Lass uns sprechen. Mitarbeitergespräche – Vorbereitung, Durchführung und Stolperfallen

Von Sabine Walter

Das Echo der Korken und Silvesterknaller ist verklungen. Das alte Jahr abgeschlossen, das neue Jahr kommt langsam in Schwung. In vielen Organisationen bedeutet das auch: Mitarbeitergespräche stehen an. Obwohl Mitarbeitergespräche ein zentrales Führungsinstrument sind, fristen sie doch in vielen Unternehmen ein stiefmütterliches Dasein.

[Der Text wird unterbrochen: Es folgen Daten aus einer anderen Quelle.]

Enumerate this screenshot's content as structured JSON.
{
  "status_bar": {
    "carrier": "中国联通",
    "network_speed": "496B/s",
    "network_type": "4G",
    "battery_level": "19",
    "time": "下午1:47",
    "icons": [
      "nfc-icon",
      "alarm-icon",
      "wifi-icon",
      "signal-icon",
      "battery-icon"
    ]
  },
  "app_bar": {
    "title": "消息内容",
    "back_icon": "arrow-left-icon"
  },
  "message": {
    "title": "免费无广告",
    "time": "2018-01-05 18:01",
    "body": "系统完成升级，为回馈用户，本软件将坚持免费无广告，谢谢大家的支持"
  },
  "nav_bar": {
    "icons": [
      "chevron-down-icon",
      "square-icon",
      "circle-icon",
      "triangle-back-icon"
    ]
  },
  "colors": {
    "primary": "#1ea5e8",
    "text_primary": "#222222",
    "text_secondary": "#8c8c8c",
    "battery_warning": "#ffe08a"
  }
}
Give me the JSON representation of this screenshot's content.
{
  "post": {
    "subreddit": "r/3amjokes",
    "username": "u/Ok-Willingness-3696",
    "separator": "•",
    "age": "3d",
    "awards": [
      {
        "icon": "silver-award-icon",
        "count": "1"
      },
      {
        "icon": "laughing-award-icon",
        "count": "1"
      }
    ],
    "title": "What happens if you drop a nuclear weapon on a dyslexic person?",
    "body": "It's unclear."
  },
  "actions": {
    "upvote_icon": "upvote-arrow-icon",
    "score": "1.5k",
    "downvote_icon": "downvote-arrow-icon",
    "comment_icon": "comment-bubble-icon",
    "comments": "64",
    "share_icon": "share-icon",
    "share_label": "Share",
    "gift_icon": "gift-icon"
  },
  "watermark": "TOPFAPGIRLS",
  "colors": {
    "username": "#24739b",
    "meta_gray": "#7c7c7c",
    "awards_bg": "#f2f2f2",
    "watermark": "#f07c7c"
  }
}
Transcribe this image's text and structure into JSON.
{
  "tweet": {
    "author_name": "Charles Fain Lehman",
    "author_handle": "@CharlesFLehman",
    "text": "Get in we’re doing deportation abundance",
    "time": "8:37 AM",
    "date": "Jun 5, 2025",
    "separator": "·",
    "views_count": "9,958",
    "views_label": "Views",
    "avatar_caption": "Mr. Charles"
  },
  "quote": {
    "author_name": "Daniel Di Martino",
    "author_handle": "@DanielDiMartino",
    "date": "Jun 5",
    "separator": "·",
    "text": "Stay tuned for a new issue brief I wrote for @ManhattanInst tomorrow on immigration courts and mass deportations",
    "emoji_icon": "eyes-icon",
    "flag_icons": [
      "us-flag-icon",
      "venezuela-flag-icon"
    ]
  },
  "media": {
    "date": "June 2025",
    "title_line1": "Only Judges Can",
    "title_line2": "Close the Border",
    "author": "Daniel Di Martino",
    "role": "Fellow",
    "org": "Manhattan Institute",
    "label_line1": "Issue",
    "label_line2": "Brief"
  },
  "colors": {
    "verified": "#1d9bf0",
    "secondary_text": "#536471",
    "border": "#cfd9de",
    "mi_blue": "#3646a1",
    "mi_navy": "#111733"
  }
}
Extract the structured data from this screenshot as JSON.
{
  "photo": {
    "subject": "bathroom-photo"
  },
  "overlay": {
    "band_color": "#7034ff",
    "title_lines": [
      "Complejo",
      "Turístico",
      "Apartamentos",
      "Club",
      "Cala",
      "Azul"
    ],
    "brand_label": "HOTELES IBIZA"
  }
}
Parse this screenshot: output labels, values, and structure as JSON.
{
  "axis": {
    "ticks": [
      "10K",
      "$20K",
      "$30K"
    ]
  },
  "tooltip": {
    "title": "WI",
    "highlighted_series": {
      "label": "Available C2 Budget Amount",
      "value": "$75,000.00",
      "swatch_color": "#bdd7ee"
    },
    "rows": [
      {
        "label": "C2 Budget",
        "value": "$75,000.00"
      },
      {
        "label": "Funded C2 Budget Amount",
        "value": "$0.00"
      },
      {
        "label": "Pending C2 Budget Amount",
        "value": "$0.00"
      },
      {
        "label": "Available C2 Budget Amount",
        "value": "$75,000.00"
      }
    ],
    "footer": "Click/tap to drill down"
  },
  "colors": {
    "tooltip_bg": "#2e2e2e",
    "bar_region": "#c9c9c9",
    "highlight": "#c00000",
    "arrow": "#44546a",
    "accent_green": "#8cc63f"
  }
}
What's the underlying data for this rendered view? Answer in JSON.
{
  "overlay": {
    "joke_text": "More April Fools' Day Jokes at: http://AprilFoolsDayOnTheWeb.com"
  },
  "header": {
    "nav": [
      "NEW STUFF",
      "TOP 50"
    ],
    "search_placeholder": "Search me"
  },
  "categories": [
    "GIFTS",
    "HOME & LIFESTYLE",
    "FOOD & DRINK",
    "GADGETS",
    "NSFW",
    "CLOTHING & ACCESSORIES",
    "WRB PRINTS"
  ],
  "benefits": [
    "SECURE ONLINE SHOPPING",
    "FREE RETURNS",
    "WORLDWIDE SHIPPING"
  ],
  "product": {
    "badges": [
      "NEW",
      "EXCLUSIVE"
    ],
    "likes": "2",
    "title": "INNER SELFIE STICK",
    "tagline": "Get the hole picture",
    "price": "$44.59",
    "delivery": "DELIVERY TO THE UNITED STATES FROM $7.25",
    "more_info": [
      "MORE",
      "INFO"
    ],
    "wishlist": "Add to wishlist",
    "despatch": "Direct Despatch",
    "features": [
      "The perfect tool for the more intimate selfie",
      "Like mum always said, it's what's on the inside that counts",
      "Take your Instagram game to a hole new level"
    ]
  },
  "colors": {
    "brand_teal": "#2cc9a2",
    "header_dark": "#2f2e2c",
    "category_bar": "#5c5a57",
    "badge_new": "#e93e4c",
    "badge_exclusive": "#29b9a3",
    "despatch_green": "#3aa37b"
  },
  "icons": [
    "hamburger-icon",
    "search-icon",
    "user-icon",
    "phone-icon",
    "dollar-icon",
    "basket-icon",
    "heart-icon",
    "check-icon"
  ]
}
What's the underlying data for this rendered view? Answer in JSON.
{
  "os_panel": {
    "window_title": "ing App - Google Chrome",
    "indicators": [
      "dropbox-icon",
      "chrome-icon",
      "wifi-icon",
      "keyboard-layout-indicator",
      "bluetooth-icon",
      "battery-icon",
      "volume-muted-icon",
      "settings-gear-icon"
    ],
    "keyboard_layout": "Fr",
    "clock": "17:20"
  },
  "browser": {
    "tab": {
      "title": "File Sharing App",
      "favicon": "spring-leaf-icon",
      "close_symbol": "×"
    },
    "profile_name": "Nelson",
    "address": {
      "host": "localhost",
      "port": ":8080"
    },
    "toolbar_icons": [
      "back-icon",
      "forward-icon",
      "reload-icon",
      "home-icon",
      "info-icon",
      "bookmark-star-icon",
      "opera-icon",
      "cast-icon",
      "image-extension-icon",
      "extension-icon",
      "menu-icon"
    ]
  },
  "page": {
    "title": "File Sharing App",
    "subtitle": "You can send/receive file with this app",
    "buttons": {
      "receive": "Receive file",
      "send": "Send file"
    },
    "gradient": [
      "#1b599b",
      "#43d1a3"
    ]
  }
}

Hauptgrund Nummer 1: Gut geführte Mitarbeitergespräche erfordern Zeit. Wir gehen in diesem Artikel darauf ein, was zu einer guten Gesprächsvorbereitung gehört, wie Mitarbeitergespräche aufgebaut sein sollten; wir zeigen auf, welche Stolperfallen es gibt und wie Sie diese vermeiden können.

Der Nutzen von Mitarbeitergesprächen

Vorgesetzte, die sich in regelmäßigen Abständen Zeit für Mitarbeitergespräche und damit für ihre Mitarbeiter nehmen, zeigen Respekt für den jeweils Einzelnen und legen somit den Grundstein für eine vertrauensvolle Zusammenarbeit.

Vorgesetzte, die eine wirkliche Dialogkultur leben, führen wöchentlich mit jedem Teammitglied einen 30-minütigen Jour Fixe durch. In diesen werden Ziele definiert, strukturiert Feedback gegeben, Zielerreichungen festgehalten und aktuelles besprochen.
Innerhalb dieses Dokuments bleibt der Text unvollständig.